5-(Hydroxyphenyl)-γ-Valerolactone-Sulfate, a Key Microbial Metabolite of Flavan-3-ols, Is Able to Reach the Brain: Evidence from Different in Silico , In Vitro and In Vivo Experimental Models

• Published in: Nutrients Vol. 11; no. 11; p. 2678
• Main Authors: Angelino, Donato, Carregosa, Diogo, Domenech-Coca, Cristina, Savi, Monia, Figueira, Inês, Brindani, Nicoletta, Jang, Saebyeol, Lakshman, Sukla, Molokin, Aleksey, Urban, Jr, Joseph F, Davis, Cindy D, Brito, Maria Alexandra, Kim, Kwang Sik, Brighenti, Furio, Curti, Claudio, Bladé, Cinta, Del Bas, Josep M, Stilli, Donatella, Solano-Aguilar, Gloria I, Santos, Claudia Nunes Dos, Del Rio, Daniele, Mena, Pedro
• Format: Journal Article
• Language: English
• Published: Switzerland MDPI AG 05.11.2019; MDPI
• Subjects: Animals; Bioavailability; Biochemistry; Blood-brain barrier; Blood-Brain Barrier - metabolism; Brain; Brain - metabolism; Brain research; Cacao - chemistry; Catechin; Cell culture; Conjugation; Detoxification; Endothelial Cells - metabolism; Epicatechin; flavan-3-ol; Flavonoids - pharmacology; Food; Fruits; Gene expression; gut; Hogs; Humans; Hydroxylation; In vivo methods and tests; Ingestion; Lactones - metabolism; Membrane permeability; Metabolism; Metabolites; Microbiota; Microorganisms; Models, Theoretical; Molecular weight; neurodegenerative disease; Nutrition research; Pentanoic Acids - metabolism; Permeability; Permeability - drug effects; Pharmacy; Phenolic compounds; Phenols; Plant Extracts - pharmacology; polyphenols; Polyphenols - metabolism; proanthocyanidin; Rats; Sulfates; Sulfates - metabolism; Swine; valerolactone; Vitis - chemistry; New York; Italy; United States > US; Portugal; Spain; blood brain barrier; polyphenols; neurodegenerative disease; gut; permeability; catechin; valerolactone; flavan-3-ol; metabolites; proanthocyanidin
• ISSN: 2072-6643; 2072-6643
• DOI: 10.3390/nu11112678

Phenolic compounds have been recognized as promising compounds for the prevention of chronic diseases, including neurodegenerative ones.

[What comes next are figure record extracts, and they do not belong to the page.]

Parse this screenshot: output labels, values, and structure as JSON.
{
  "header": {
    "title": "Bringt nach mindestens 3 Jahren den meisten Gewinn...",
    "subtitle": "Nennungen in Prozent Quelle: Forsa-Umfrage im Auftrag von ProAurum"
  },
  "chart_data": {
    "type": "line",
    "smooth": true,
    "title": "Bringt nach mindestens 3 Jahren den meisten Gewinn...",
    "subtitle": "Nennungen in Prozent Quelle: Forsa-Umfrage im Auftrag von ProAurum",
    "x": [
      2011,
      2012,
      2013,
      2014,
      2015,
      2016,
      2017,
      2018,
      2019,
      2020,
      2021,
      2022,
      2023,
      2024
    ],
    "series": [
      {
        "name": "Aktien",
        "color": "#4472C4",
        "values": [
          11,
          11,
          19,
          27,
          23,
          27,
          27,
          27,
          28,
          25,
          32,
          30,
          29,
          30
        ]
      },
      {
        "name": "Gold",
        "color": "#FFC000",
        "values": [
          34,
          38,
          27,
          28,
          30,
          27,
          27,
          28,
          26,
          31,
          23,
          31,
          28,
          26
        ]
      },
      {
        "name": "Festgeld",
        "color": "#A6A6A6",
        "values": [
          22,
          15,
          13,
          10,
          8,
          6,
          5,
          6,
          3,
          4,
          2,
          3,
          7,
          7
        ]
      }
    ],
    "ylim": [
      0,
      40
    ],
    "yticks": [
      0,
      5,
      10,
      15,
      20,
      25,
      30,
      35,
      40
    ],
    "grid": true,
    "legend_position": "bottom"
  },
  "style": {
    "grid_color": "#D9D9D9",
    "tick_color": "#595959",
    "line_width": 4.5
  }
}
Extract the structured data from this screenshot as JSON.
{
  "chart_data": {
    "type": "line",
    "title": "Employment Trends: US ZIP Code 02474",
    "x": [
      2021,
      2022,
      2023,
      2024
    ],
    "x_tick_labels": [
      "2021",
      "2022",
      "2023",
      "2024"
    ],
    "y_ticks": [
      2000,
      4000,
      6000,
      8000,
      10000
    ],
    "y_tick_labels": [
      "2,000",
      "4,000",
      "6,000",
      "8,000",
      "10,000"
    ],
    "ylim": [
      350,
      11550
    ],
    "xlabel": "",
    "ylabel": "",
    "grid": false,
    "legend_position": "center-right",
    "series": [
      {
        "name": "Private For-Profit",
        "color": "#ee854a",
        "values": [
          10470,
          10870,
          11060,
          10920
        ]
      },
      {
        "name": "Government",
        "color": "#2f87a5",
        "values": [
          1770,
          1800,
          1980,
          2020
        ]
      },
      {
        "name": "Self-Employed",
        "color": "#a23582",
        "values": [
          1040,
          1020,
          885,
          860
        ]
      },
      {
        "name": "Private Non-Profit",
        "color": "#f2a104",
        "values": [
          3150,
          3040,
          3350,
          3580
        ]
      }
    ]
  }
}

However, phenolics like flavan-3-ols (F3O) are poorly absorbed along the gastrointestinal tract and structurally rearranged by gut microbiota, yielding smaller and more polar metabolites like phenyl-γ-valerolactones, phenylvaleric acids and their conjugates. The present work investigated the ability of F3O-derived metabolites to cross the blood-brain barrier (BBB), by linking five experimental models with increasing realism. First, an in silico study examined the physical-chemical characteristics of F3O metabolites to predict those most likely to cross the BBB. Some of these metabolites were then tested at physiological concentrations to cross the luminal and abluminal membranes of brain microvascular endothelial cells, cultured in vitro. Finally, three different in vivo studies in rats injected with pure 5-(3',4'-dihydroxyphenyl)-γ-valerolactone, and rats and pigs fed grapes or a F3O-rich cocoa extract, respectively, confirmed the presence of 5-(hydroxyphenyl)-γ-valerolactone-sulfate (3',4' isomer) in the brain. This work highlighted, with different experimental models, the BBB permeability of one of the main F3O-derived metabolites. It may support the neuroprotective effects of phenolic-rich foods in the frame of the "gut-brain axis".